Hall graduated from the University of Melbourne in 2007 with a Bachelor of Arts (Media and Communications) majoring in creative writing and print journalism, and a Diploma in Modern Languages (French). Hall practises the Korean martial art of Taekwondo and is a Sixth Dan Black Belt.

==Career==
After writing for the Herald Sun and freelancing for various magazines, Hall joined the cast of the Australian TV revival of Gladiators in 2008. Her Gladiator name was Angel.

In 2010, she joined morning television show The Circle as a regular health and fitness presenter and weightloss coach to host Chrissie Swan.

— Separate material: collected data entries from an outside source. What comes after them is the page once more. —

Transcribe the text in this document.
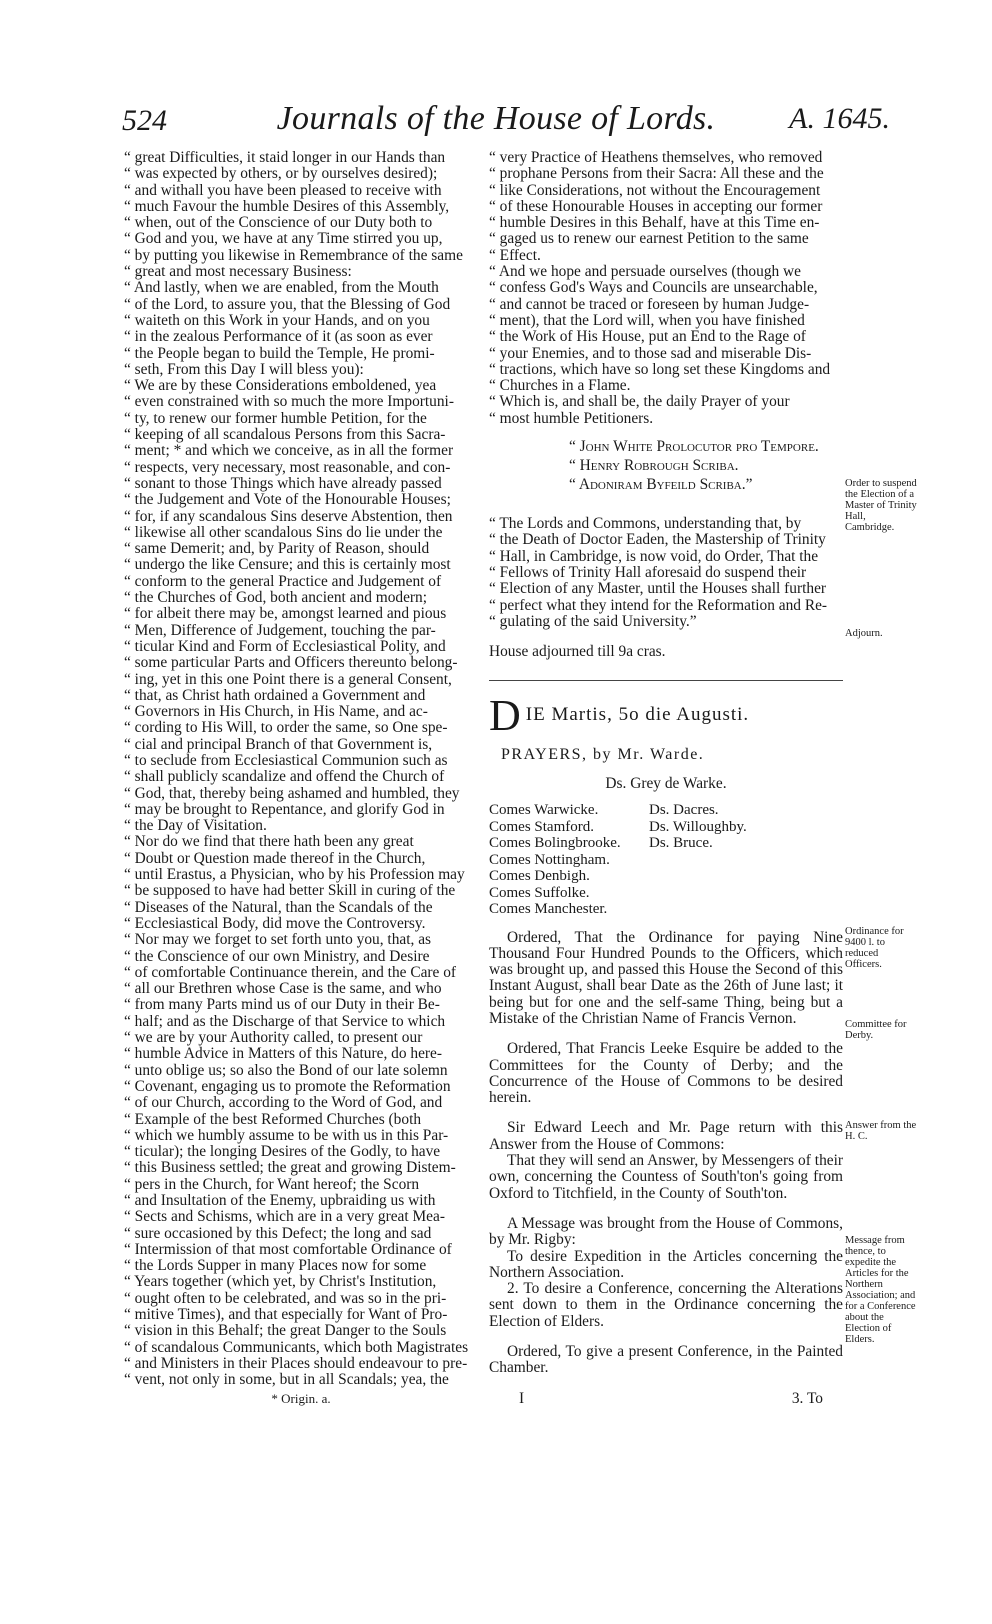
524	Journals of the House of Lords.	A. 1645.
“ great Difficulties, it staid longer in our Hands than
“ was expected by others, or by ourselves desired);
“ and withall you have been pleased to receive with
“ much Favour the humble Desires of this Assembly,
“ when, out of the Conscience of our Duty both to
“ God and you, we have at any Time stirred you up,
“ by putting you likewise in Remembrance of the same
“ great and most necessary Business:
“ And lastly, when we are enabled, from the Mouth
“ of the Lord, to assure you, that the Blessing of God
“ waiteth on this Work in your Hands, and on you
“ in the zealous Performance of it (as soon as ever
“ the People began to build the Temple, He promi-
“ seth, From this Day I will bless you):
“ We are by these Considerations emboldened, yea
“ even constrained with so much the more Importuni-
“ ty, to renew our former humble Petition, for the
“ keeping of all scandalous Persons from this Sacra-
“ ment; * and which we conceive, as in all the former
“ respects, very necessary, most reasonable, and con-
“ sonant to those Things which have already passed
“ the Judgement and Vote of the Honourable Houses;
“ for, if any scandalous Sins deserve Abstention, then
“ likewise all other scandalous Sins do lie under the
“ same Demerit; and, by Parity of Reason, should
“ undergo the like Censure; and this is certainly most
“ conform to the general Practice and Judgement of
“ the Churches of God, both ancient and modern;
“ for albeit there may be, amongst learned and pious
“ Men, Difference of Judgement, touching the par-
“ ticular Kind and Form of Ecclesiastical Polity, and
“ some particular Parts and Officers thereunto belong-
“ ing, yet in this one Point there is a general Consent,
“ that, as Christ hath ordained a Government and
“ Governors in His Church, in His Name, and ac-
“ cording to His Will, to order the same, so One spe-
“ cial and principal Branch of that Government is,
“ to seclude from Ecclesiastical Communion such as
“ shall publicly scandalize and offend the Church of
“ God, that, thereby being ashamed and humbled, they
“ may be brought to Repentance, and glorify God in
“ the Day of Visitation.
“ Nor do we find that there hath been any great
“ Doubt or Question made thereof in the Church,
“ until Erastus, a Physician, who by his Profession may
“ be supposed to have had better Skill in curing of the
“ Diseases of the Natural, than the Scandals of the
“ Ecclesiastical Body, did move the Controversy.
“ Nor may we forget to set forth unto you, that, as
“ the Conscience of our own Ministry, and Desire
“ of comfortable Continuance therein, and the Care of
“ all our Brethren whose Case is the same, and who
“ from many Parts mind us of our Duty in their Be-
“ half; and as the Discharge of that Service to which
“ we are by your Authority called, to present our
“ humble Advice in Matters of this Nature, do here-
“ unto oblige us; so also the Bond of our late solemn
“ Covenant, engaging us to promote the Reformation
“ of our Church, according to the Word of God, and
“ Example of the best Reformed Churches (both
“ which we humbly assume to be with us in this Par-
“ ticular); the longing Desires of the Godly, to have
“ this Business settled; the great and growing Distem-
“ pers in the Church, for Want hereof; the Scorn
“ and Insultation of the Enemy, upbraiding us with
“ Sects and Schisms, which are in a very great Mea-
“ sure occasioned by this Defect; the long and sad
“ Intermission of that most comfortable Ordinance of
“ the Lords Supper in many Places now for some
“ Years together (which yet, by Christ's Institution,
“ ought often to be celebrated, and was so in the pri-
“ mitive Times), and that especially for Want of Pro-
“ vision in this Behalf; the great Danger to the Souls
“ of scandalous Communicants, which both Magistrates
“ and Ministers in their Places should endeavour to pre-
“ vent, not only in some, but in all Scandals; yea, the
* Origin. a.
“ very Practice of Heathens themselves, who removed
“ prophane Persons from their Sacra: All these and the
“ like Considerations, not without the Encouragement
“ of these Honourable Houses in accepting our former
“ humble Desires in this Behalf, have at this Time en-
“ gaged us to renew our earnest Petition to the same
“ Effect.
“ And we hope and persuade ourselves (though we
“ confess God's Ways and Councils are unsearchable,
“ and cannot be traced or foreseen by human Judge-
“ ment), that the Lord will, when you have finished
“ the Work of His House, put an End to the Rage of
“ your Enemies, and to those sad and miserable Dis-
“ tractions, which have so long set these Kingdoms and
“ Churches in a Flame.
“ Which is, and shall be, the daily Prayer of your
“ most humble Petitioners.
“ John White Prolocutor pro Tempore.
“ Henry Robrough Scriba.
“ Adoniram Byfeild Scriba.”
“ The Lords and Commons, understanding that, by
“ the Death of Doctor Eaden, the Mastership of Trinity
“ Hall, in Cambridge, is now void, do Order, That the
“ Fellows of Trinity Hall aforesaid do suspend their
“ Election of any Master, until the Houses shall further
“ perfect what they intend for the Reformation and Re-
“ gulating of the said University.”
House adjourned till 9a cras.
D IE Martis, 5o die Augusti.
PRAYERS, by Mr. Warde.
Ds. Grey de Warke.
Comes Warwicke.
Comes Stamford.
Comes Bolingbrooke.
Comes Nottingham.
Comes Denbigh.
Comes Suffolke.
Comes Manchester.
Ds. Dacres.
Ds. Willoughby.
Ds. Bruce.
Ordered, That the Ordinance for paying Nine Thousand Four Hundred Pounds to the Officers, which was brought up, and passed this House the Second of this Instant August, shall bear Date as the 26th of June last; it being but for one and the self-same Thing, being but a Mistake of the Christian Name of Francis Vernon.
Ordered, That Francis Leeke Esquire be added to the Committees for the County of Derby; and the Concurrence of the House of Commons to be desired herein.
Sir Edward Leech and Mr. Page return with this Answer from the House of Commons:
That they will send an Answer, by Messengers of their own, concerning the Countess of South'ton's going from Oxford to Titchfield, in the County of South'ton.
A Message was brought from the House of Commons, by Mr. Rigby:
To desire Expedition in the Articles concerning the Northern Association.
2. To desire a Conference, concerning the Alterations sent down to them in the Ordinance concerning the Election of Elders.
Ordered, To give a present Conference, in the Painted Chamber.
I	3. To
Order to suspend the Election of a Master of Trinity Hall, Cambridge.
Adjourn.
Ordinance for 9400 l. to reduced Officers.
Committee for Derby.
Answer from the H. C.
Message from thence, to expedite the Articles for the Northern Association; and for a Conference about the Election of Elders.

In 2011, Hall joined The Biggest Loser: Families as the newest addition to the full-time cast of trainers in the sixth season of the show. During the show's three months on air she wrote a blog at the official Biggest Loser website and a weekly column for the magazine OK!. Her second non-fiction book Weightloss Warrior: How to win the battle within was released in April 2011. Tiffiny returned to train the White Team in The Biggest Loser Singles for the 2012/13 series.

Hall released her third and fourth health books, Fatloss For Good and a cookbook called Lighten Up, in 2012.

In 2012, Hall released the children's novel White Ninja, the first in her Roxy Ran trilogy of children's books published by HarperCollins. The sequel Red Samurai was released in April 2013 and the third, titled Black Warrior, in March 2014.

In 2019, she and her husband released a book entitled "A First Time For Everything" which is about their first year as parents.

In March 2025, Hall was announced to be competing on the forthcoming ninth season of Network 10's The Amazing Race Australia alongside her husband Ed Kavalee. The couple were eliminated after the first leg, ultimately finishing in last position.

In August 2025, Hall announced she had sold her business, TiffXO to 28 by Sam Wood, who starred in third season of The Bachelor, an Australian TV series.

==Personal life==
In 2014, Hall married comedian, radio host, actor and film maker Ed Kavalee. In September 2017, Hall gave birth to their first child. In May 2022, Hall gave birth to their second child.

In 2021, Hall announced she is suffering from Chronic Fatigue Syndrome, which she describes as having her whole body covered in cement.